Thursday, July 03, 2008

Right reaction to Yongbyon blast

What to make of President Bush's announcement that he would remove North Korea from the terrorism list and lift other economic sanctions, this following an earlier decision to provide North Korea with massive quantities of oil to meet the their energy needs?

Most of the media described this capitulation as "a triumph" because Kim blew up the already "out of commission" cooling tower at Yongbyon. Not so highlighted is the fact that North Korea did not develop its nuclear weapons at the plutonium plant, but in a parallel, underground program which made bomb fuel from enriched uranium. No one denies this.

The demolition of the tower was meaningless public relations photo-op to confuse the American people and help Bush save face.

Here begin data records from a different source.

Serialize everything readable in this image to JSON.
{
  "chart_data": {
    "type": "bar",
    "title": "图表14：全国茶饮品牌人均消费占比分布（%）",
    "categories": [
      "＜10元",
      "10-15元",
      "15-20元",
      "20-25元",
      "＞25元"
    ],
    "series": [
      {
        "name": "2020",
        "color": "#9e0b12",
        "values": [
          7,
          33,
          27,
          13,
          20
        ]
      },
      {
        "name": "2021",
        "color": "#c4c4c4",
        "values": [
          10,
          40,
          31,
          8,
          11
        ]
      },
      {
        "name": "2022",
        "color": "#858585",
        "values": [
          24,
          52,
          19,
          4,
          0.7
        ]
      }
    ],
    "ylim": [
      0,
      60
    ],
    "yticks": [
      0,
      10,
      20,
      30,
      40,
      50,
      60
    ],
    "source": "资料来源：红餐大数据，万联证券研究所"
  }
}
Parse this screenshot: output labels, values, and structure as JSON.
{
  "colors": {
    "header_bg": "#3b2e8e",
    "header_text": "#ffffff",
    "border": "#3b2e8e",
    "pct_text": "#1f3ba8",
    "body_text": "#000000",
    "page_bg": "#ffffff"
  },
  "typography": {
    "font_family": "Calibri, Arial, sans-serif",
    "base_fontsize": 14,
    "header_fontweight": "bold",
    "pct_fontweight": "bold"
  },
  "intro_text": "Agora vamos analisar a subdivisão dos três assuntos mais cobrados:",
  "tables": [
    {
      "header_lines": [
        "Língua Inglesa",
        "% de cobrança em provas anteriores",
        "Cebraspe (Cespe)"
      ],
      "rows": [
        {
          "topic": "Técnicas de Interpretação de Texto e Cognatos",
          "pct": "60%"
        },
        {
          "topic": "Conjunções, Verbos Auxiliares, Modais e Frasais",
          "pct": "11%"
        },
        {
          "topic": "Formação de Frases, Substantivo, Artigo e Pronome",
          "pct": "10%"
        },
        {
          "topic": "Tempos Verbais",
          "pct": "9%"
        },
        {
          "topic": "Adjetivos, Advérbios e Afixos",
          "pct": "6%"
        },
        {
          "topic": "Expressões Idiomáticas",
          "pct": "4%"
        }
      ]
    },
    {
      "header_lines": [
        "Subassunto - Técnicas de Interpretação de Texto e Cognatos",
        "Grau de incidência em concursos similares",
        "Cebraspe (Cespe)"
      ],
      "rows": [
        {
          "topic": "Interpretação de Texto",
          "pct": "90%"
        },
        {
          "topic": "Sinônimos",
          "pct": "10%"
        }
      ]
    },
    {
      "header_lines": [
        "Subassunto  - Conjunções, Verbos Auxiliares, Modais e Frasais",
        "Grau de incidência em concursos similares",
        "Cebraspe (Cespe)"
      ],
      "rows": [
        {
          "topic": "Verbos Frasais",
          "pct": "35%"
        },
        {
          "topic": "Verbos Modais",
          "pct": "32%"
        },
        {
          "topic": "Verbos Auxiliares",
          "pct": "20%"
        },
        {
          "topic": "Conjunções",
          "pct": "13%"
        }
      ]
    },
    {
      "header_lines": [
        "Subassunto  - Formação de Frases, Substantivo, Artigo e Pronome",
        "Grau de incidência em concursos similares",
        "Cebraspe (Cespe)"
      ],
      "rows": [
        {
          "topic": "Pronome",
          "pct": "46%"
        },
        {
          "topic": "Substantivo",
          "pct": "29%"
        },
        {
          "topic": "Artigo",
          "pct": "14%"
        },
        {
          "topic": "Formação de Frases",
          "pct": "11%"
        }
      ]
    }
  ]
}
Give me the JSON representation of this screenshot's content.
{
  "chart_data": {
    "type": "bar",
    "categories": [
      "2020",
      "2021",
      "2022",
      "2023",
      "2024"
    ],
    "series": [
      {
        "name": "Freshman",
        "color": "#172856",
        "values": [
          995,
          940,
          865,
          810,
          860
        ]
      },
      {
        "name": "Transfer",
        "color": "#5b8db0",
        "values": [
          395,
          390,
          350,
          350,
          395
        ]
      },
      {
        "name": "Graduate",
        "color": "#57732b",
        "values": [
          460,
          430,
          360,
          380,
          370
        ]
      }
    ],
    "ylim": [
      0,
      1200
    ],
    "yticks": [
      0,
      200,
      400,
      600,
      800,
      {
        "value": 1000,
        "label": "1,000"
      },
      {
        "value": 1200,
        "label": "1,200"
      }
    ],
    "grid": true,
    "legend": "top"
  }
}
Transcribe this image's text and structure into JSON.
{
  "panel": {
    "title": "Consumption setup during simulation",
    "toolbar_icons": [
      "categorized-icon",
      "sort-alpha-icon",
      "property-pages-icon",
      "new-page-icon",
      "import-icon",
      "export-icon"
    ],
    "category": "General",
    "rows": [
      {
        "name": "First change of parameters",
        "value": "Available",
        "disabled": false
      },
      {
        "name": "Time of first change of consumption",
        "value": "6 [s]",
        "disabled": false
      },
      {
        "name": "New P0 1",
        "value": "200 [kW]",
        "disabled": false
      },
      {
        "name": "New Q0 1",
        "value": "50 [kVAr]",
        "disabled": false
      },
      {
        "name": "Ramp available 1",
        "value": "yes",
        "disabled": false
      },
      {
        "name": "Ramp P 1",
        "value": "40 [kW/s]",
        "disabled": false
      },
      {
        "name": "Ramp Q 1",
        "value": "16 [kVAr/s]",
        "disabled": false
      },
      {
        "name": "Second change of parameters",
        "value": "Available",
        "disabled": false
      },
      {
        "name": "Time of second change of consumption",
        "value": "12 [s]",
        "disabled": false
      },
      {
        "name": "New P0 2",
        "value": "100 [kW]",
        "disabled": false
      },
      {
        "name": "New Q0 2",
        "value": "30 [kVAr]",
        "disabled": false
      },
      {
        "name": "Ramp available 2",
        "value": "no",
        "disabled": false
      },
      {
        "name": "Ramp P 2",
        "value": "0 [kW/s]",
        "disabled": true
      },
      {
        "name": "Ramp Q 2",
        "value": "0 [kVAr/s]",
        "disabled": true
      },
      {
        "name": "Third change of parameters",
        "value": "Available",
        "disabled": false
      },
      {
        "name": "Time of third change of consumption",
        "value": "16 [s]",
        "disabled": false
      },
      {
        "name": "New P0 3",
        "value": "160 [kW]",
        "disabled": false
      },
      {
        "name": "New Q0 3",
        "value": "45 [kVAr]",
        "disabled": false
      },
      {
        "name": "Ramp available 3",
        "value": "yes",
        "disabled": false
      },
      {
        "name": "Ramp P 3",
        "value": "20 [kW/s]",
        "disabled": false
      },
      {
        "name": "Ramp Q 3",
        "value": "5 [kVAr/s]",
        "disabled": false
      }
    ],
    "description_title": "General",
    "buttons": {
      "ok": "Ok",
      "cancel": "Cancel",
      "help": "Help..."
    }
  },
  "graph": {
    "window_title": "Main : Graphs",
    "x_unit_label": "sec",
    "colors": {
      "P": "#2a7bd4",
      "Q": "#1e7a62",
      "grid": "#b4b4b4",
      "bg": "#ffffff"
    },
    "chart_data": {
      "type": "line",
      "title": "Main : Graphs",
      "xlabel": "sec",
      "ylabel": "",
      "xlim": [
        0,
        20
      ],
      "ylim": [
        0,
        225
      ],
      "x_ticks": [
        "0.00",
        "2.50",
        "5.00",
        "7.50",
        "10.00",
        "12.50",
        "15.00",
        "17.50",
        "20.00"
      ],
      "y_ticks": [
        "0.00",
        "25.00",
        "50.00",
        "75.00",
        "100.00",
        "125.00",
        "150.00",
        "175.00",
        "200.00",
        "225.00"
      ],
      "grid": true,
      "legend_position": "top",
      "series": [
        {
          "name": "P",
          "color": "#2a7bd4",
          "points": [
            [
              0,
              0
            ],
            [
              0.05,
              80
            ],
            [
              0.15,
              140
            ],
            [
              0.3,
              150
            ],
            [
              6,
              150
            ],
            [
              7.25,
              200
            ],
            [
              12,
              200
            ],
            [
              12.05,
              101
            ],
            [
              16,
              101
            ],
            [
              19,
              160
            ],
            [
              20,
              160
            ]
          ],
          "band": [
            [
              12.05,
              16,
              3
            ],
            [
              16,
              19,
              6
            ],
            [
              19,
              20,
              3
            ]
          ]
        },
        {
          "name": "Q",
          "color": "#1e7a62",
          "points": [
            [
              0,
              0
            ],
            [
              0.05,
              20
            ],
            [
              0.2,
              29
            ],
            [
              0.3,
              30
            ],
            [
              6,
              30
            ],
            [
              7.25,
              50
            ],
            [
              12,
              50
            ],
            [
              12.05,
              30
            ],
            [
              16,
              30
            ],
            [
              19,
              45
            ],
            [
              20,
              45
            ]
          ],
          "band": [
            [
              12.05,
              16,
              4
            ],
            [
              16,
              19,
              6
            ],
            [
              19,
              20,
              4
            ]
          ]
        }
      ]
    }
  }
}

The harshest critics of the new deal have been Bush's far-right supporters, like Claudia Rosett . Here's what she says: "The lesson to date is that America, faced with nuclear blackmail, will bow down, dignify and fortify tyrants, fork over loot, and celebrate the process as a victory for diplomacy."

Last week, former United Nations ambassador John Bolton blasted the agreement saying: “I think it’s actually a clear victory for North Korea.” They've gained enormous political legitimacy by being taken off our list of state sponsors of terrorism and out from under the prohibitions of the Trading With the Enemy Act. ... It’s a very sad day for supporters of the president. It's the final collapse of Bush's foreign policy."

The Wall Street Journal summed it up like this in an editorial on Friday: "Most troubling is the message all of this sends to Iran, or other rogue states. The lesson is that when you build a weapon, your political leverage increases. Play enough brinkmanship, and you can even receive diplomatic absolution without admitting to having the kind of nuclear device you exploded less than two years earlier. We understand that diplomacy often includes winks and nods, but it shouldn't require denial."